Одно из возможных объяснений заключается в том, что германские профсоюзы пострадали от войны сильнее, чем западноевропейские. Еще один интересный параметр, по которому можно сравнивать экономики военного времени, — это количество людей в профсоюзах (см. табл. 29). Разумеется, его не стоит переоценивать. И в Англии, и во Франции, и в Германии профсоюзные лидеры поддержали военные усилия в надежде, что это поможет им на равных говорить с работодателями. Простые члены профсоюзных организаций во всех странах были недовольны уступками, на которые шло руководство. Тем не менее тот факт, что за войну численность членов профсоюзов в Англии и Франции возросла примерно вдвое, а в Германии сократилась больше чем на четверть, о чем-то говорит. В американских профсоюзах также на 85 % увеличилась численность{1465}.
Таблица 29. Численность членов профсоюзов в Великобритании, Франции и Германии (1913–1918 гг.)
источники: Petzina et al., Sozialgeschichtliches Arbeitsbuch, vol. III, pp. 110–118; Home, Labour at War, p. 398.

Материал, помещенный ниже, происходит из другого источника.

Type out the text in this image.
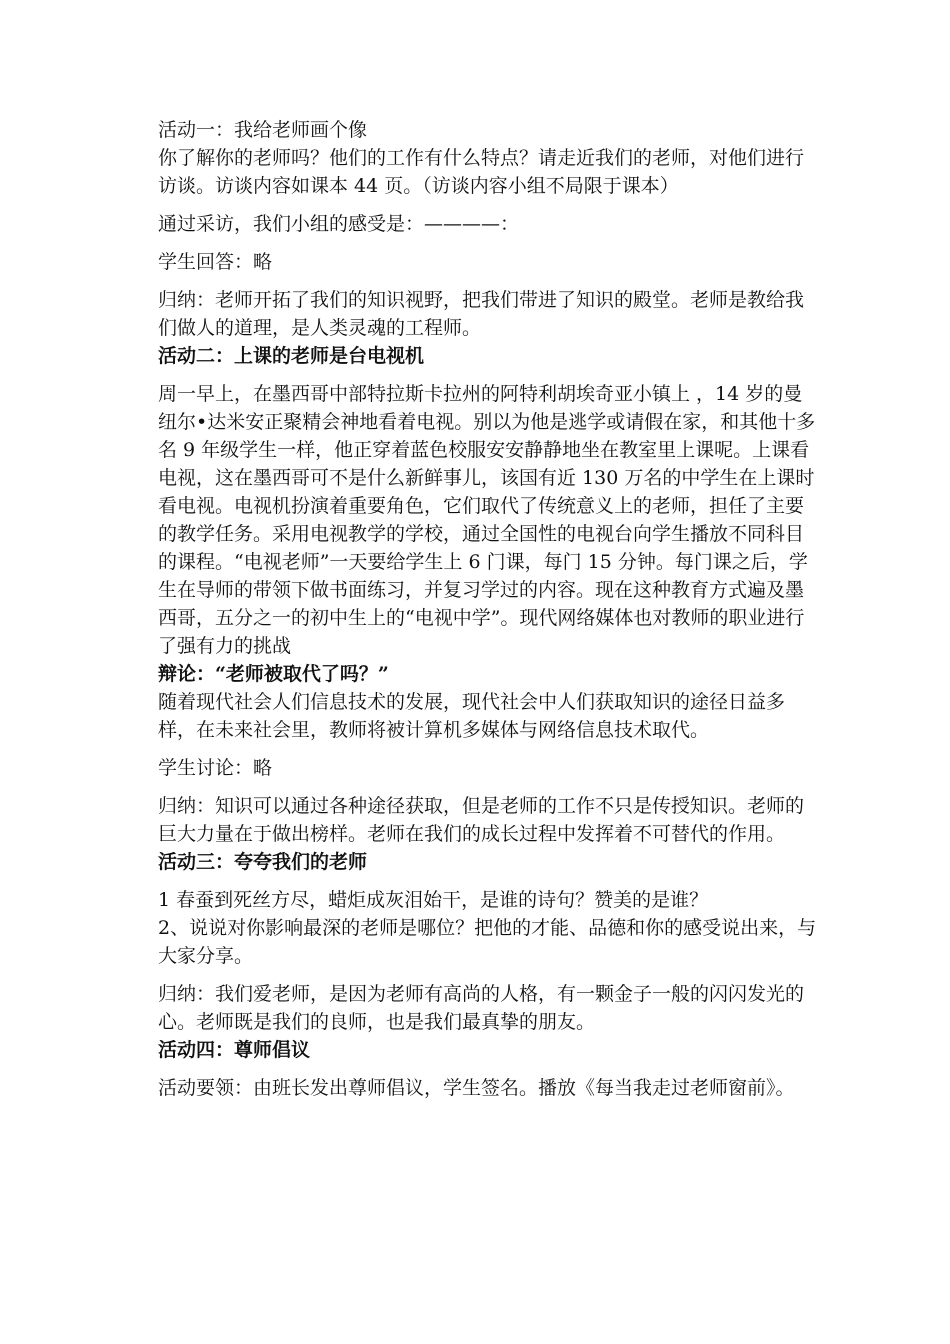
活动一：我给老师画个像

你了解你的老师吗？他们的工作有什么特点？请走近我们的老师，对他们进行访谈。访谈内容如课本 44 页。（访谈内容小组不局限于课本）

通过采访，我们小组的感受是：————：

学生回答：略

归纳：老师开拓了我们的知识视野，把我们带进了知识的殿堂。老师是教给我们做人的道理，是人类灵魂的工程师。

活动二：上课的老师是台电视机

周一早上，在墨西哥中部特拉斯卡拉州的阿特利胡埃奇亚小镇上 ，14 岁的曼纽尔•达米安正聚精会神地看着电视。别以为他是逃学或请假在家，和其他十多名 9 年级学生一样，他正穿着蓝色校服安安静静地坐在教室里上课呢。上课看电视，这在墨西哥可不是什么新鲜事儿，该国有近 130 万名的中学生在上课时看电视。电视机扮演着重要角色，它们取代了传统意义上的老师，担任了主要的教学任务。采用电视教学的学校，通过全国性的电视台向学生播放不同科目的课程。“电视老师”一天要给学生上 6 门课，每门 15 分钟。每门课之后，学生在导师的带领下做书面练习，并复习学过的内容。现在这种教育方式遍及墨西哥，五分之一的初中生上的“电视中学”。现代网络媒体也对教师的职业进行了强有力的挑战

辩论：“老师被取代了吗？”

随着现代社会人们信息技术的发展，现代社会中人们获取知识的途径日益多样，在未来社会里，教师将被计算机多媒体与网络信息技术取代。

学生讨论：略

归纳：知识可以通过各种途径获取，但是老师的工作不只是传授知识。老师的巨大力量在于做出榜样。老师在我们的成长过程中发挥着不可替代的作用。

活动三：夸夸我们的老师

1 春蚕到死丝方尽，蜡炬成灰泪始干，是谁的诗句？赞美的是谁？

2、说说对你影响最深的老师是哪位？把他的才能、品德和你的感受说出来，与大家分享。

归纳：我们爱老师，是因为老师有高尚的人格，有一颗金子一般的闪闪发光的心。老师既是我们的良师，也是我们最真挚的朋友。

活动四：尊师倡议

活动要领：由班长发出尊师倡议，学生签名。播放《每当我走过老师窗前》。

Наконец, данные по забастовкам тоже показывают, что Германия ничем не выделялась и в этом отношении. В Англии было намного больше забастовочной активности, причем попытки заменить забастовки принудительным арбитражем (в рамках Закона о производстве боеприпасов, превращавшего оборонные заводы в “контролируемые предприятия”) ни к чему не привели. Объявив забастовку и потребовав, чтобы уволенным выдали свидетельства, клайдские медники превратили в насмешку трудовой трибунал, который пытался провести в Глазго “размывание”{1466}. Точно так же ни к чему не привели попытки Ллойд Джорджа уговорить валлийских горняков отказаться от стачек — в июле 1915 года шахтеры просто не вышли на работу{1467}. Как признавал сам премьер-министр, “отдать под суд 200 тысяч человек” было невозможно. Что касается национализации шахт, то именно за нее и выступали радикалы в рабочем движении{1468}. Ни одному германскому политику не приходилось терпеть такие унижения, какие пришлось перенести Ллойд Джорджу от профсоюзных организаторов из Глазго. Прямая конфронтация с ними в 1916 году, когда газеты Forward и Worker были запрещены, а радикальные лидеры арестованы и высланы из города, не помогла повысить производительность и так и осталась чисто символическим жестом{1469}. Ни один германский профсоюз не воспринимал “привилегии квалифицированной рабочей силы практически как Евангелие” — в отличие от британского Объединенного общества машиностроителей (ASE){1470}. Большая забастовка машиностроительной отрасли в мае 1917 года завершилась полной победой ASE. Как вспоминал Беверидж, профсоюз “получил все главные уступки, которых он добивался… и не уступил взамен правительству ничего”{1471}. В это трудно поверить, но 22 тысячи машиностроителей начали бастовать в апреле 1918 года, когда немцы были меньше чем в 50 милях от Парижа. В связи с этим Военный кабинет дал своим переговорщикам следующую краткую директиву: “Если забастовки не получится избежать, следует пойти на все уступки, о которых они просят”{1472}. Для сравнения достаточно вспомнить, как германское правительство за неделю покончило с берлинской забастовкой в январе 1918 года{1473}. Также следует отметить, что шесть из семи требований берлинских забастовщиков были политическими — эти люди хотели прекращения войны, а не повышения зарплаты.